Le porte-parole du gouvernement, Mamadou Coulibaly, a révélé, le 4 février au sortir du Conseil des ministres que le Plan National de Développement (PND 2026-2030) prévoit un investissement global de 191,4 milliards USD (soit environ 114 838,5 milliards FCFA). Cette enveloppe financière est structurée selon une répartition entre le secteur privé, qui doit mobiliser 70,2 % des ressources, et le secteur public, dont la contribution est fixée à 29,8 %. Pour l’État, les besoins de financement sont évalués à 63,3 milliards USD (38 000 milliards FCFA), destinés à être levés sur le marché financier et via diverses transactions au cours du cycle de mise en œuvre.

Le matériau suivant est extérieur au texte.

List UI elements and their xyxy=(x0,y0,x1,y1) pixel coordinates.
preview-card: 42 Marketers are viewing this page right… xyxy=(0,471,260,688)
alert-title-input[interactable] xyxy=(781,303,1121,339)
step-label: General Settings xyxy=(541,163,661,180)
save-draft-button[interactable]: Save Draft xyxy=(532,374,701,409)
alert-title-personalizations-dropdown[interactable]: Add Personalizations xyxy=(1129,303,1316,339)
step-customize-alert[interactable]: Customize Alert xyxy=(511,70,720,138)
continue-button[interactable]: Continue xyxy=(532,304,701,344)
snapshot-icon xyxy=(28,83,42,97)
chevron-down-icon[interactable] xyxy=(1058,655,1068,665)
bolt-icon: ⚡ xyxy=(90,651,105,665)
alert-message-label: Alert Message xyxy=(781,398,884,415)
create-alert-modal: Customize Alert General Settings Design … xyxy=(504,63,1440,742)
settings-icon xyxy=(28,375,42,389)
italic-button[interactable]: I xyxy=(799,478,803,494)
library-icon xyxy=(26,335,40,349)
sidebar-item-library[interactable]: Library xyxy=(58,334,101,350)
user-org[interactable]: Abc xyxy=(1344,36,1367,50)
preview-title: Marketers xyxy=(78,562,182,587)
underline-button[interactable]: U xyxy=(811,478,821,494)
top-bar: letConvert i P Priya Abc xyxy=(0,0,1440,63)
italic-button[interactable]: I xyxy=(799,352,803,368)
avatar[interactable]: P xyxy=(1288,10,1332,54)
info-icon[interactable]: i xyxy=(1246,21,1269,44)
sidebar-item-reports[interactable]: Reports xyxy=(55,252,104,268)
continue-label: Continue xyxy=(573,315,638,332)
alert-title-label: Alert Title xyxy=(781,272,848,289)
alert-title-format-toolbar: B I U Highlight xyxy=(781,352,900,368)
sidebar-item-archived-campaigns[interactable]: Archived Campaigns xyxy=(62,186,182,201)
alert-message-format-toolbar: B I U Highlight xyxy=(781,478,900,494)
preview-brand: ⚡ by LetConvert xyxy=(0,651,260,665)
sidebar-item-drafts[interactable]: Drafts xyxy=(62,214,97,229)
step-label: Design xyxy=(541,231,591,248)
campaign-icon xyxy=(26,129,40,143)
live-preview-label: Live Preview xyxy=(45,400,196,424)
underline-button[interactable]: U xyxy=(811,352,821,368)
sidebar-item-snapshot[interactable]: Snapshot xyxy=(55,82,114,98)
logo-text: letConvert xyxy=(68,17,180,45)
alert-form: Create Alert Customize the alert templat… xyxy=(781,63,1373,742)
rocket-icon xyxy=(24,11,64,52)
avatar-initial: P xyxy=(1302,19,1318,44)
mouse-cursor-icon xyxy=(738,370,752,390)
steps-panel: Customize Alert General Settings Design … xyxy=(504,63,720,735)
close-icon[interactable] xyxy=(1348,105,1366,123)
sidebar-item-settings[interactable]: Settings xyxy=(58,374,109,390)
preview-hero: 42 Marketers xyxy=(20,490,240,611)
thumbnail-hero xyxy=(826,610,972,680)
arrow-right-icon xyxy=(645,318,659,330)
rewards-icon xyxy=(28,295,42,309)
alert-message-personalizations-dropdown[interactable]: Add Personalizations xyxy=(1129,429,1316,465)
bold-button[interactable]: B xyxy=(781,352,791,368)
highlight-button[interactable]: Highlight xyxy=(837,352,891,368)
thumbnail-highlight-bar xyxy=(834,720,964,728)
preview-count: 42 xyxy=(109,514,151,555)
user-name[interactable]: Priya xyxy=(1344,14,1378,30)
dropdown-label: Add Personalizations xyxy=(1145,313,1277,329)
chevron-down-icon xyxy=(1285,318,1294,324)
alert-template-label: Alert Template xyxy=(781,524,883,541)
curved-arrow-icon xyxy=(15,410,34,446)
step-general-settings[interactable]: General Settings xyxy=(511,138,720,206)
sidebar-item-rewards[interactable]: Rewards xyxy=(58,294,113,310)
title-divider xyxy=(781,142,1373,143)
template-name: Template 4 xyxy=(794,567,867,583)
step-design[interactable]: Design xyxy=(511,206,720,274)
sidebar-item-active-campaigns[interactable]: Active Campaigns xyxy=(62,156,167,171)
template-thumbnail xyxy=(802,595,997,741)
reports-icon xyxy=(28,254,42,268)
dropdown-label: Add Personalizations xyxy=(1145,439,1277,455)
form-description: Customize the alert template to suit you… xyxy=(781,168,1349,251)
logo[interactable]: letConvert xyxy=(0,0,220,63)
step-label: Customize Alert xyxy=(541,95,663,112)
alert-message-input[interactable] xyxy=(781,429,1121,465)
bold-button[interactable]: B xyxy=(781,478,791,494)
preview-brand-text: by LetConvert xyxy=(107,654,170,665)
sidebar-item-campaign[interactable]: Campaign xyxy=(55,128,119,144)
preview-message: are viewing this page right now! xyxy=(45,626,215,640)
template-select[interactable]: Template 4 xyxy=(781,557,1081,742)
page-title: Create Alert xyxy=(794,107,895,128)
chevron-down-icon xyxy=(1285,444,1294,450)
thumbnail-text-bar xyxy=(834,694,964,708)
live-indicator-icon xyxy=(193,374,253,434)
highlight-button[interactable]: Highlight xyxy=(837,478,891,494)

Le cadre macroéconomique du PND 2026-2030 repose sur une projection de croissance moyenne de 7,2 % sur l’ensemble de la période. La stratégie prévoit une progression continue du taux d’investissement, lequel est indexé à 25,4 % du PIB en 2026 pour atteindre 34,5 % du PIB à l’horizon 2030. Ces objectifs visent à porter la nation au rang des pays à revenus intermédiaires de la tranche supérieure.
Sur le plan opérationnel, le programme intègre une matrice de réformes majeures couvrant 22 domaines d’intervention, associée à un portefeuille de projets structurants répartis dans tous les secteurs d’activité. La mise en œuvre s’accompagne d’un cadre de suivi-évaluation renforcé afin d’assurer le pilotage des politiques sectorielles et la gestion de la performance sur la base des objectifs définis par le Conseil des ministres.
L’orientation stratégique du plan intègre les impératifs de développement inclusif et les aspirations de la jeunesse en matière de stabilité et de solidarité nationale. Le document cadre définit les axes nécessaires à la pérennité du modèle économique ivoirien pour les cinq prochaines années, en s’appuyant sur une coordination accrue des investissements publics et privés.